Hiç şübhe yok ki, zikirlerin en fazîletlisi Kelime-i Tevhîd'dir. Allah katında bundan daha büyük, bundan daha makbûl bir zikir yokdur. Zîrâ Kelime-i Tevhîd'in ne bir dengi, ne de bir misli vardır. Kelime-i Tevhîd'in fazîletleri hakkında pek çok hadîs-i şerîf vârid olmuşdur. Biz bu yazımızda bunun hikmetlerinden bazılarını zikredeceğiz :
- İlmin şerefi, ma'lûmun şerefi ile ölçülür. Allah'dan büyük bir varlık olmadığına göre O'nun azametini bildiren kelime de en şerefli, en kıymetli kelime olmuş olur.
- Cenâb-ı Hakk'ın affetmediği yegâne günah, şirkdir. Allah, şirkden gayrı bütün günahları dilerse affeder. Tevhîdin büyüklüğü, şirkin zıddı olmasından ileri gelir.
- Allah'ın en sevmediği şey kendisine şirk koşulmasıdır. Tevhîd, şirki izâle etdiği için Allah katında en makbûl iş de O'nu tevhîd etmekdir.
- İslâm'ın beş rüknü vardır, biri de tevhîddir. Tevhîd yoksa diğer rükünler hükümsüz kalır. Yani tevhîd etmeyen kişinin namaz kılması, oruç tutması, zekât vermesi, hacca gitmesi kendisine bir fayda vermez. Tevhîd eden kişi, diğer dört rüknü eksik bıraksa, tembellik edip ihmâl etse dahi, kurtuluşa erer.
- Dürüst bir akâid, her işin başında gelir. Akâidi düzgün olmayan kişinin ibâdetleri de makbûl olmaz. Tevhîd, İslâm akâidinin esâsıdır.

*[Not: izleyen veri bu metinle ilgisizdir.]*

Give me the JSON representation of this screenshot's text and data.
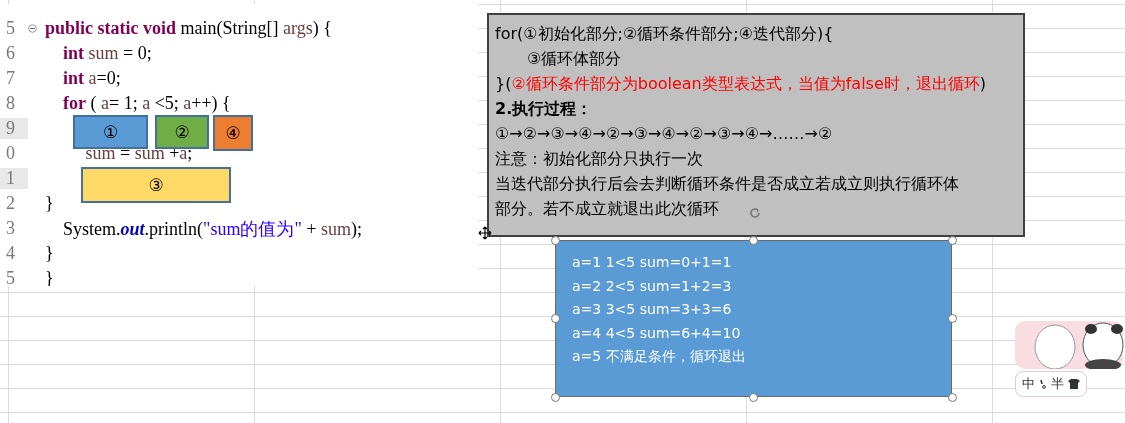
{
  "code_editor": {
    "lines": [
      {
        "number": "5",
        "fold": true,
        "segments": [
          {
            "kind": "keyword",
            "text": "public static void"
          },
          {
            "kind": "plain",
            "text": " main(String[] "
          },
          {
            "kind": "variable",
            "text": "args"
          },
          {
            "kind": "plain",
            "text": ") {"
          }
        ]
      },
      {
        "number": "6",
        "segments": [
          {
            "kind": "keyword",
            "text": "    int"
          },
          {
            "kind": "variable",
            "text": " sum"
          },
          {
            "kind": "plain",
            "text": " = 0;"
          }
        ]
      },
      {
        "number": "7",
        "segments": [
          {
            "kind": "keyword",
            "text": "    int"
          },
          {
            "kind": "variable",
            "text": " a"
          },
          {
            "kind": "plain",
            "text": "=0;"
          }
        ]
      },
      {
        "number": "8",
        "segments": [
          {
            "kind": "keyword",
            "text": "    for"
          },
          {
            "kind": "plain",
            "text": " ( "
          },
          {
            "kind": "variable",
            "text": "a"
          },
          {
            "kind": "plain",
            "text": "= 1; "
          },
          {
            "kind": "variable",
            "text": "a"
          },
          {
            "kind": "plain",
            "text": " <5; "
          },
          {
            "kind": "variable",
            "text": "a"
          },
          {
            "kind": "plain",
            "text": "++) {"
          }
        ]
      },
      {
        "number": "9"
      },
      {
        "number": "0",
        "segments": [
          {
            "kind": "variable",
            "text": "         sum"
          },
          {
            "kind": "plain",
            "text": " = "
          },
          {
            "kind": "variable",
            "text": "sum"
          },
          {
            "kind": "plain",
            "text": " +"
          },
          {
            "kind": "variable",
            "text": "a"
          },
          {
            "kind": "plain",
            "text": ";"
          }
        ]
      },
      {
        "number": "1"
      },
      {
        "number": "2",
        "segments": [
          {
            "kind": "plain",
            "text": "}"
          }
        ]
      },
      {
        "number": "3",
        "segments": [
          {
            "kind": "plain",
            "text": "    System."
          },
          {
            "kind": "field",
            "text": "out"
          },
          {
            "kind": "plain",
            "text": ".println("
          },
          {
            "kind": "string",
            "text": "\"sum的值为\""
          },
          {
            "kind": "plain",
            "text": " + "
          },
          {
            "kind": "variable",
            "text": "sum"
          },
          {
            "kind": "plain",
            "text": ");"
          }
        ]
      },
      {
        "number": "4",
        "segments": [
          {
            "kind": "plain",
            "text": "}"
          }
        ]
      },
      {
        "number": "5",
        "segments": [
          {
            "kind": "plain",
            "text": "}"
          }
        ]
      }
    ],
    "markers": [
      {
        "label": "①",
        "color": "#5b9bd5"
      },
      {
        "label": "②",
        "color": "#70ad47"
      },
      {
        "label": "④",
        "color": "#ed7d31"
      },
      {
        "label": "③",
        "color": "#ffd966"
      }
    ]
  },
  "note": {
    "lines": [
      {
        "kind": "text",
        "segments": [
          {
            "text": "for(①初始化部分;②循环条件部分;④迭代部分){"
          }
        ]
      },
      {
        "kind": "indented",
        "segments": [
          {
            "text": "③循环体部分"
          }
        ]
      },
      {
        "kind": "text",
        "segments": [
          {
            "text": "}("
          },
          {
            "text": "②循环条件部分为boolean类型表达式，当值为false时，退出循环",
            "color": "#ff0000"
          },
          {
            "text": ")"
          }
        ]
      },
      {
        "kind": "heading",
        "segments": [
          {
            "text": "2.执行过程："
          }
        ]
      },
      {
        "kind": "text",
        "segments": [
          {
            "text": "①→②→③→④→②→③→④→②→③→④→……→②"
          }
        ]
      },
      {
        "kind": "text",
        "segments": [
          {
            "text": "注意：初始化部分只执行一次"
          }
        ]
      },
      {
        "kind": "text",
        "segments": [
          {
            "text": "当迭代部分执行后会去判断循环条件是否成立若成立则执行循环体"
          }
        ]
      },
      {
        "kind": "text",
        "segments": [
          {
            "text": "部分。若不成立就退出此次循环"
          }
        ]
      }
    ]
  },
  "trace_box": {
    "selected": true,
    "lines": [
      "a=1 1<5 sum=0+1=1",
      "a=2 2<5 sum=1+2=3",
      "a=3 3<5 sum=3+3=6",
      "a=4 4<5 sum=6+4=10",
      "a=5 不满足条件，循环退出"
    ]
  },
  "ime_toolbar": {
    "mode": "中",
    "width": "半"
  }
}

- Her ibâdet için şartlar vardır. Meselâ namaz abdestsiz kılınmaz. Oruç için sıhhat ve tâkat şartları vardır. Zekât için nisâba mâlik olmak lâzımdır. Haccın belli bir vakti vardır. Halbuki tevhîd için hiç bir şart, hiç bir kayd yokdur. Abdestli-abdestsiz, gece-gündüz, otururken-yatarken, zengin-fakir, hasta-sıhhatli, hâsılı her hâl ü kârda tevhîd edilebilir.
- Bütün ibâdetler, melekler vâsıtasıyla Allah katına yükseltilir. Fakat Kelime-i Tevhîd bizzat kendisi yükselir. Bunun delîli, Sûre-i Fâtır'daki, "اِلَيْهِ يَصْعَدُ الْكَلِمُ الطَّيِّبُ وَالْعَمَلُ الصَّالِحُ يَرْفَعُهُۜ" âyet-i celîlesidir. Burada "الْكَلِمُ الطَّيِّبُ el-kelimü't-tayyib"den murâd Kelime-i Tevhîd'dir. Malum ya Kelime-i Tevhîd'in isimlerinden biri de "Kelime-i Tayyibe"dir.
- Bazı ibâdetlere riyâ, bazılarına da haram karışabilir. Meselâ haram lokma ile tutulan oruç makbûl olmaz yâhud haram maladan verilen zekâtdan fayda gelmez. Gösteriş için kılınan namazlar, desinler diye yapılan hayırlar da reddolunur. Tevhîde ise ne riyâ ne de haram karışabilir.